Borisyuk A. Estimation of ion channel kinetic model parameters from macroscopic synaptic currents.

In this study a novel method based on a maximum likelihood approach is described that accurately estimates kinetic constants, unitary current and number of ion channels from macroscopic currents. The method accounts for correlations between different time points of macroscopic currents and utilizes the property of semiseparability of covariance matrix for computationally efficient estimation of macroscopic current likelihood and its gradient. The computational complexity of the proposed method scales linearly with the number of channel states as opposed to the cubic dependence in the most fast of the previously described methods. The developed approach allows to evaluate rate constants of kinetic models with very complex topologies. As opposite to other methods of this type, the new method is applicable to the analysis of postsynaptic currents and allows estimation of kinetic constants of synaptic receptors from experimentally feasible number of postsynaptic currents.
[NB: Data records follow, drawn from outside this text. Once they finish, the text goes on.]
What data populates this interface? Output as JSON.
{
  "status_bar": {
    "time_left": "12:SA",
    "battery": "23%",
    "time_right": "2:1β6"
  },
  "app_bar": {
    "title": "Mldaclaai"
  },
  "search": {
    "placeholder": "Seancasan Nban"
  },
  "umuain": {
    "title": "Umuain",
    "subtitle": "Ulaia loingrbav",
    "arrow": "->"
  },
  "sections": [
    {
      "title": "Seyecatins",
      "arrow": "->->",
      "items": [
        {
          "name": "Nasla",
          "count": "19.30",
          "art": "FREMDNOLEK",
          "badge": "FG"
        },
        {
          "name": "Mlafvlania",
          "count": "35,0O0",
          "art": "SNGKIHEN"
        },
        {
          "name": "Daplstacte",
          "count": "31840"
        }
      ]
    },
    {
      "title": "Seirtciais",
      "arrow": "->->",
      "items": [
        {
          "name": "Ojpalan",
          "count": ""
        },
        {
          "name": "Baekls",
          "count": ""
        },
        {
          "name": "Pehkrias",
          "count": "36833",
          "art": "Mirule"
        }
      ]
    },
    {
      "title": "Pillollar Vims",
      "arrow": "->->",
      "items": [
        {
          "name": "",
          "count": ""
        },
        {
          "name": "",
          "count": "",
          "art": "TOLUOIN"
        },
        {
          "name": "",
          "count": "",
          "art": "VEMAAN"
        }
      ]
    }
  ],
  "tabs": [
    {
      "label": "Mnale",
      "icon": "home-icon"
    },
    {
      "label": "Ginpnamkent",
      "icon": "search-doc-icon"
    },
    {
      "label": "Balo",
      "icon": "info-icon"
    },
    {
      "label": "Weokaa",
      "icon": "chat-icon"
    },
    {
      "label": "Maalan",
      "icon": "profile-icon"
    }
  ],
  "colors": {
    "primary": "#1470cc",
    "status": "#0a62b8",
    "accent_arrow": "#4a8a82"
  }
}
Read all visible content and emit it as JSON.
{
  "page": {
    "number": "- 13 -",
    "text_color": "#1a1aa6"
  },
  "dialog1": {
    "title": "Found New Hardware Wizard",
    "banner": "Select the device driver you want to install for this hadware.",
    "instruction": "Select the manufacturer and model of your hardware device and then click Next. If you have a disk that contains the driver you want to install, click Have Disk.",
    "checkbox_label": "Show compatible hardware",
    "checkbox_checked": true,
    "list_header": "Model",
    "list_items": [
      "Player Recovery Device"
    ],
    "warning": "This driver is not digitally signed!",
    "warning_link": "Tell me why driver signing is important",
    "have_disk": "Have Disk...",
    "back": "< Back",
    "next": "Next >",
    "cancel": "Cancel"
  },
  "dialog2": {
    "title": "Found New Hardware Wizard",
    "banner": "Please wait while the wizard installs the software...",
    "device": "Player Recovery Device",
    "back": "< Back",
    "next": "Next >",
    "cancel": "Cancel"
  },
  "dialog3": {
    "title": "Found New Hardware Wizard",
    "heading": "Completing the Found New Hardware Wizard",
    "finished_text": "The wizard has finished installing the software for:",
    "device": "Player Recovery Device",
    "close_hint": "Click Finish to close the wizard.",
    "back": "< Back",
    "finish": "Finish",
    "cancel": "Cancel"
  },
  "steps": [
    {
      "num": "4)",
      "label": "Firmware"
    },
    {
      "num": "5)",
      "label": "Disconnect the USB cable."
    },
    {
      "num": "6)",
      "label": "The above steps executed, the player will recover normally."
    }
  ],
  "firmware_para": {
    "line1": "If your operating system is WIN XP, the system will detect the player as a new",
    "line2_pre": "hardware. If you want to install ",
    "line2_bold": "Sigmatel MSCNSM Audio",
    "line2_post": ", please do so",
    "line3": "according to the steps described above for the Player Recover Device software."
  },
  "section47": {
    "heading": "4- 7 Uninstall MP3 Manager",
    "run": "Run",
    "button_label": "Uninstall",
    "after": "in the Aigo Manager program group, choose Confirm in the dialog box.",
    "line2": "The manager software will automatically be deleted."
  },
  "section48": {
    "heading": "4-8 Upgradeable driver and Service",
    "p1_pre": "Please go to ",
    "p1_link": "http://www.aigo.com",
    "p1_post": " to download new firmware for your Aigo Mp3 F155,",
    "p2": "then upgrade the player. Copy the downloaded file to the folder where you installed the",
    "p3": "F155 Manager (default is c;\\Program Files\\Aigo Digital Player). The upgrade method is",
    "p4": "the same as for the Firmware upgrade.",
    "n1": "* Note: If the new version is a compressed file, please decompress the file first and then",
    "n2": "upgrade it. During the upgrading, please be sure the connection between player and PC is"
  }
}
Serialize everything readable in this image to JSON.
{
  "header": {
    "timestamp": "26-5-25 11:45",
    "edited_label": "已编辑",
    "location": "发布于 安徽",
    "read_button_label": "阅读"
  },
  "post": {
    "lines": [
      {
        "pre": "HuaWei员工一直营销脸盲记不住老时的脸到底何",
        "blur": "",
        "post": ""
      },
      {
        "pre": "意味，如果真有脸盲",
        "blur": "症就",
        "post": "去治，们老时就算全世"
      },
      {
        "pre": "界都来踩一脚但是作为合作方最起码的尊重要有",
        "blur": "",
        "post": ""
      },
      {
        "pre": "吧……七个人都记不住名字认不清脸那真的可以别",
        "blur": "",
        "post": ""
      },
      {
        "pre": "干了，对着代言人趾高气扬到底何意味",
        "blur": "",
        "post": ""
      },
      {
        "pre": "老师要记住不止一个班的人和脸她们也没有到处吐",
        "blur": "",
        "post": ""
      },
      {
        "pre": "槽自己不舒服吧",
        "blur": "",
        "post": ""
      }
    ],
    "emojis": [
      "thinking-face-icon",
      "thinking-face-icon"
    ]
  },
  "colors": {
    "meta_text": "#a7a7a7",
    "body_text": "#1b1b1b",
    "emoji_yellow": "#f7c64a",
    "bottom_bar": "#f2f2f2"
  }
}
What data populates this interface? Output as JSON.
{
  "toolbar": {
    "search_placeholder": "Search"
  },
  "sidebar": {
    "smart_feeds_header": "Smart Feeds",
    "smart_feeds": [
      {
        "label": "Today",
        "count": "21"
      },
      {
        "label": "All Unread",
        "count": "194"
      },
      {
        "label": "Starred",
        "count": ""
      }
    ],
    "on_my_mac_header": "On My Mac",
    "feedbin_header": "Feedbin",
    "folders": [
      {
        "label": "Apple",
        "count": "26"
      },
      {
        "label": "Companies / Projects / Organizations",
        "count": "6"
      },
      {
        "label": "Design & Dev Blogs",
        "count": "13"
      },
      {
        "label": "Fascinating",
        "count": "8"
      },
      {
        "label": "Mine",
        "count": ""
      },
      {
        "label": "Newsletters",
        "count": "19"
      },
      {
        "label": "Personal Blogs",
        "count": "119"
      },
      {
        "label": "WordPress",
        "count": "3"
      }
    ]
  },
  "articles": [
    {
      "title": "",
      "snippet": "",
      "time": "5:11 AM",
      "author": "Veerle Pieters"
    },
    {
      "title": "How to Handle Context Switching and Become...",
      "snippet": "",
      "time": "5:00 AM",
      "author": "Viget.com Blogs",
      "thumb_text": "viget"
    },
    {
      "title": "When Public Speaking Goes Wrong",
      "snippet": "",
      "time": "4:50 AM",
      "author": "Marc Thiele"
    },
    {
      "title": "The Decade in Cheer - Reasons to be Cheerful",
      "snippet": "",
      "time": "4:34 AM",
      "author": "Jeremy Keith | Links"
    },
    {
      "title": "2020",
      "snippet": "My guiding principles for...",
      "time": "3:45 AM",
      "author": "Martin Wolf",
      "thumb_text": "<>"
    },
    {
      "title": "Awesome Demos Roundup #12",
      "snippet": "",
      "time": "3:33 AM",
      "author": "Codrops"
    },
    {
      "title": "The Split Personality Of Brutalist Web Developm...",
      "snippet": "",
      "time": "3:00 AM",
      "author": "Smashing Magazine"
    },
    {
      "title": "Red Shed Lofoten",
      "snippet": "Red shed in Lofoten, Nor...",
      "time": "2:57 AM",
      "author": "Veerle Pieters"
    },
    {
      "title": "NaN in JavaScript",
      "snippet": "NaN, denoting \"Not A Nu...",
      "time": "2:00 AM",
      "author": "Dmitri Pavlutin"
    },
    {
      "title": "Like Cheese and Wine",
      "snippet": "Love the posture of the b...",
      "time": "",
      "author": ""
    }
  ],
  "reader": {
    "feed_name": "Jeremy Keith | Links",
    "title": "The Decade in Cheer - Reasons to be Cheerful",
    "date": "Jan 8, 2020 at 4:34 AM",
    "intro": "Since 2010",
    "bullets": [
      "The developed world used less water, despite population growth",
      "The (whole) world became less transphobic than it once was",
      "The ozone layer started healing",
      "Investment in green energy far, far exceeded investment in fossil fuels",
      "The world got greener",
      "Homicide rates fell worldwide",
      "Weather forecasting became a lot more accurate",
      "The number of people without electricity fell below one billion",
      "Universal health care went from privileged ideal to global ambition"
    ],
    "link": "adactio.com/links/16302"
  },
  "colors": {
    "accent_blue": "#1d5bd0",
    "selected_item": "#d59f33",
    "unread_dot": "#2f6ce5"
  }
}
Accuracy of unitary current estimates obtained with this method is noticeably improved as compared to the peak-scaled non-stationary fluctuation analysis. This leads to a possibility to precisely estimate this important parameter from a few postsynaptic currents that could be easily recorded in steady-state conditions. Keywords: maximum likelihood estimation, kinetic model, semiseparable matrix, synaptic current, GABAA receptor, unitary current, nonstationary fluctuation analysis.